Running on a multi-node cluster requires me to have a networked location for storing results (S3). I also use SaturnCluster in order to dispatch the same code across multiple machines. The fibonacci.jl script I ran only exists on my local machine. It does not exist on the remote cluster I spun up. saturn run has a concept of file_syncs which can be used to sync directories across from the client to server.

executor:
  class_spec: DaskExecutor
  cluster_class: SaturnCluster
results:
  class_spec: S3Results
  s3_url: s3://saturn-internal-s3-test/saturn-run-2022.12.13/{name}/
file_syncs:
  - src: /home/jovyan/workspace/julia-example/

It’s intentional that the run configuration (run.yaml) is kept separate from task definitions (tasks.yaml) so that you can easily switch back and forth between dispatching to a multi-node cluster vs dispatching local.
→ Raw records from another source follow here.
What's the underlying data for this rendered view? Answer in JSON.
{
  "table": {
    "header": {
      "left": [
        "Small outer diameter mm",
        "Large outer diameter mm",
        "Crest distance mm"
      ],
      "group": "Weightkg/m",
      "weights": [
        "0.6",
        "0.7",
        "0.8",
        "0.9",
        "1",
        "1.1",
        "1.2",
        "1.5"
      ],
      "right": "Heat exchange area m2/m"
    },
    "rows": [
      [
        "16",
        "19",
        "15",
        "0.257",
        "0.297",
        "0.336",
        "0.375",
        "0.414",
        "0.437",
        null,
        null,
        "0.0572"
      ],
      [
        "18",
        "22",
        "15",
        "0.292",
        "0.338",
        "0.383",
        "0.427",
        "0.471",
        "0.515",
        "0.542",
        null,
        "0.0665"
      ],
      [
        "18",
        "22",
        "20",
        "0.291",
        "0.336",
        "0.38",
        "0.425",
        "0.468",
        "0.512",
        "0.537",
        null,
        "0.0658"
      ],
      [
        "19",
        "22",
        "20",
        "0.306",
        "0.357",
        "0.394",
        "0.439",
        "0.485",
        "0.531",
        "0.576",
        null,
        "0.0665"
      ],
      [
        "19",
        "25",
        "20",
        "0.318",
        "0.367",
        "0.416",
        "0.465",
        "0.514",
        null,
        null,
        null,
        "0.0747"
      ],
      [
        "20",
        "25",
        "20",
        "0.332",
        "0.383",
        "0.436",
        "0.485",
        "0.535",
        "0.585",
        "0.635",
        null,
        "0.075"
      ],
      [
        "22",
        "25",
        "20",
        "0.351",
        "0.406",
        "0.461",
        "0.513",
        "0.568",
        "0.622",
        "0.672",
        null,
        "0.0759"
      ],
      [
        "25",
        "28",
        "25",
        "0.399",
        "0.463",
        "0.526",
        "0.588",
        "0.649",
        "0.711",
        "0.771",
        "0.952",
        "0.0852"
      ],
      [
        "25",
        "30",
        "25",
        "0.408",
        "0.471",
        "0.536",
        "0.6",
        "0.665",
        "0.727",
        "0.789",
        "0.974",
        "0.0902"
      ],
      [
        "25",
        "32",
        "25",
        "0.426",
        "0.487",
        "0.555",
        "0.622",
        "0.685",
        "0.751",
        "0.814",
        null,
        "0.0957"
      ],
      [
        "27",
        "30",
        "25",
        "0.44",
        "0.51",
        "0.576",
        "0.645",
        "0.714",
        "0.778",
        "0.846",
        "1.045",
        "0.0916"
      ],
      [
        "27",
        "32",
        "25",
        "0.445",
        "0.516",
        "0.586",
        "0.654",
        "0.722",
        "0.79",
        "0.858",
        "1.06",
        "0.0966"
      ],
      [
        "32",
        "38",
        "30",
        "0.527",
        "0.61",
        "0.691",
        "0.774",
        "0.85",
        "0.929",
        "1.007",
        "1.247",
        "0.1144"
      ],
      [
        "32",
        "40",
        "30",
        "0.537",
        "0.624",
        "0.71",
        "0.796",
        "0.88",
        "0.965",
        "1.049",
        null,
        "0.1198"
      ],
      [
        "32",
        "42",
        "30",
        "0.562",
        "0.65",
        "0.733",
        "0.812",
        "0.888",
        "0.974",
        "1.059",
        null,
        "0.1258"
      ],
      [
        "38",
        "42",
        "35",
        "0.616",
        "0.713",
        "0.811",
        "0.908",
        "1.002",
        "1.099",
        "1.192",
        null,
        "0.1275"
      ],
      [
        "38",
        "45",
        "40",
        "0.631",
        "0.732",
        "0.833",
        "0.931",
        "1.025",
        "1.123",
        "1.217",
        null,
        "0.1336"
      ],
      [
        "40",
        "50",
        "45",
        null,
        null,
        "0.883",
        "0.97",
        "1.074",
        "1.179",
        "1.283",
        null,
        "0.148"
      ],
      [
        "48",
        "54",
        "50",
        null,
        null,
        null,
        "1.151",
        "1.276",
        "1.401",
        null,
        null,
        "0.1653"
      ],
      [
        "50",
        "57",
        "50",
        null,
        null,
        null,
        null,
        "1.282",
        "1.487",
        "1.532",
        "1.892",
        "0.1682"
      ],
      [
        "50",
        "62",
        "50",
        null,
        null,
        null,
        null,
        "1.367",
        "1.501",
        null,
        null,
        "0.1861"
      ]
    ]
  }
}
When I dispatch this run, the first thing that happens is the multi-node cluster is provisioned

INFO:root:creating run config with name: compute-fib-2022-12-14T06:47:31.316608+00:00
INFO:dask-saturn:Starting cluster. Status: pending
INFO:dask-saturn:Starting cluster. Status: pending
INFO:dask-saturn:Starting cluster. Status: pending
INFO:dask-saturn:Starting cluster. Status: pending
INFO:dask-saturn:Starting cluster. Status: pending
INFO:dask-saturn:Starting cluster. Status: pending
INFO:dask-saturn:Starting cluster. Status: pending
INFO:dask-saturn:Cluster is ready
INFO:dask-saturn:Registering default plugins
INFO:numexpr.utils:NumExpr defaulting to 4 threads.
INFO:dask-saturn:Cluster is ready
INFO:dask-saturn:Registering default plugins
INFO:dask-saturn:Cluster is ready
INFO:dask-saturn:Registering default plugins

Then, my julia-example directory is synced to the remote machines:

./
./fibonacci.jl~
./run.yaml
./#run.yaml#
./run.yaml~
./fibonacci.jl
./local-run.yaml~
./task.yaml
./local-run.yaml

Finally the jobs are executed:

INFO:dask-saturn:Cluster is ready
INFO:dask-saturn:Registering default plugins
INFO:root:executing 0 with key compute-fib-2022-12-14T06:47:31.316608+00:00/0/00441665a68d283d0ec1cb4cb99758e3
INFO:root:executing 1 with key compute-fib-2022-12-14T06:47:31.316608+00:00/1/84dd3e7d5ce08856c382d49e7ec49cb8
INFO:root:executing 2 with key compute-fib-2022-12-14T06:47:31.316608+00:00/2/49da0d783f7dca54936e94b481701f66
INFO:root:executing 3 with key compute-fib-2022-12-14T06:47:31.316608+00:00/3/d544bcf9089b16a0f150917d6483738e
INFO:dask-saturn:Cluster is ready
INFO:dask-saturn:Registering default plugins
INFO:root:finished srun/compute-fib-2022-12-14T06:47:31.316608+00:00/0
INFO:root:finished srun/compute-fib-2022-12-14T06:47:31.316608+00:00/2
INFO:root:finished srun/compute-fib-2022-12-14T06:47:31.316608+00:00/3
INFO:root:finished srun/compute-fib-2022-12-14T06:47:31.316608+00:00/1

My logs are present in S3

$ aws s3 ls s3://saturn-internal-s3-test/saturn-run-2022.12.13/compute-fib-2022-12-14T06:47:31.316608+00:00/

PRE 0/
PRE 1/
PRE 2/
PRE 3/

The RESULTS_DIR can still be used in the multi-node case. RESULTS_DIR will be presented as a local directory on the remote machine, which will be synchronized with S3 when complete. On infrastructure with some sort of networked file system, the same LocalResults object can be used instead of S3Results.

Conclusion

saturn run is an easy way to dispatch command line scripts that handles all the boiler plate of tracking job status, logs and output. This example demonstrates how it can be used to parallelize Julia code, however we have also used it to parallelize R, as well as Python code.